Ainda, importante observar que não há uniformidade entre as leis estaduais disciplinando o assunto e tampouco observância aos limites territoriais do Estado. A legislação obriga plataformas que sequer estão presentes no respectivo Estado a cumprir obrigações de cadastro naquele Estado e outras obrigações acessórias, gerando ônus operacional e de compliance. Isso sem contar os riscos atrelados a eventuais disputas federativas pela titularidade do ICMS em determinada operação.
Por fim e, mais importante, o instrumento para viabilizar a responsabilização das plataformas deve estar adequado às regras constitucionais tributárias. Nesse ponto, as leis estaduais editadas pecam pela inobservância à Constituição Federal, que atribui à lei complementar federal a competência para estabelecer normas gerais em matéria tributária, dentre as quais se inclui a responsabilidade. No cenário brasileiro, o Código Tributário Nacional assume o papel de estabelecer as normas gerais em matéria tributária e não autoriza a responsabilização das plataformas de marketplace nas condições apresentadas pelas leis estaduais.
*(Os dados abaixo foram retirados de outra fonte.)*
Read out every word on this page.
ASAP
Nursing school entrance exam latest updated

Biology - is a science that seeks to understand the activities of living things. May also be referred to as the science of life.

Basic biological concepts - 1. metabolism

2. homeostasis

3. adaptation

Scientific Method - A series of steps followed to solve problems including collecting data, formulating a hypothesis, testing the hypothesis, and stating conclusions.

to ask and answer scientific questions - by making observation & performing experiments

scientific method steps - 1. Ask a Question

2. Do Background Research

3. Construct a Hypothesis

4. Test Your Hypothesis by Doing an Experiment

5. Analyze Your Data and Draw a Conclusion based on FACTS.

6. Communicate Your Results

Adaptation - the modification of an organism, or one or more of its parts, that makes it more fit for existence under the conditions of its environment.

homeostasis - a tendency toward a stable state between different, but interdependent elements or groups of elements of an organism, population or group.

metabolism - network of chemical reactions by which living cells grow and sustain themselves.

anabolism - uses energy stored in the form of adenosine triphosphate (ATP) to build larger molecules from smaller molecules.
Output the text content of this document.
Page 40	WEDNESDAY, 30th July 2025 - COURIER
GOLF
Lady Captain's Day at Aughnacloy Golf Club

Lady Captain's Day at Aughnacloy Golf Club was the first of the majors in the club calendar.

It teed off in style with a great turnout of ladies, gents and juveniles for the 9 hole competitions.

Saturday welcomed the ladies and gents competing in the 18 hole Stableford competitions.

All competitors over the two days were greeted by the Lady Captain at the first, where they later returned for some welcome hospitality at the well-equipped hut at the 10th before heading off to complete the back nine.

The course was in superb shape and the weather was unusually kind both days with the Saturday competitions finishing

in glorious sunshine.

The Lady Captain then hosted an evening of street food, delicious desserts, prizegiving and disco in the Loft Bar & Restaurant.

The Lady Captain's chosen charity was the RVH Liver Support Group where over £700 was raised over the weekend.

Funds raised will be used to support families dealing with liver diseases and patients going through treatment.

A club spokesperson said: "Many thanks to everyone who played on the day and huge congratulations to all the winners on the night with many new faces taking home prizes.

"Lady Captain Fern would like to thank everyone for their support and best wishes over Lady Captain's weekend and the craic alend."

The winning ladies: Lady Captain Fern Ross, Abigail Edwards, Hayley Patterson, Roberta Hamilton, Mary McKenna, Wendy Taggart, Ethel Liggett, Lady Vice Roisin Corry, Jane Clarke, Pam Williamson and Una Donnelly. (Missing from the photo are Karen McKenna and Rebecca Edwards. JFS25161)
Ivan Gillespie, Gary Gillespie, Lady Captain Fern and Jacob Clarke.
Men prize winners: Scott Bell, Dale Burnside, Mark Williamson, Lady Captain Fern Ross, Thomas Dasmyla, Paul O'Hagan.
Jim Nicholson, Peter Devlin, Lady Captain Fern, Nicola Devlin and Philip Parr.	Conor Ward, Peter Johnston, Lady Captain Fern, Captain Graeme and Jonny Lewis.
Em suma, muito embora os Estados possam ver vantagens de aumento de arrecadação com a responsabilização das plataformas, ainda não há estudos sobre os resultados dessas medidas, especialmente considerando os impactos nocivos às plataformas e aos players que dela dependem. Ainda e, independentemente do resultado obtido, a implementação dessa regra depende do instrumento normativo adequado, que no caso é a lei complementar federal.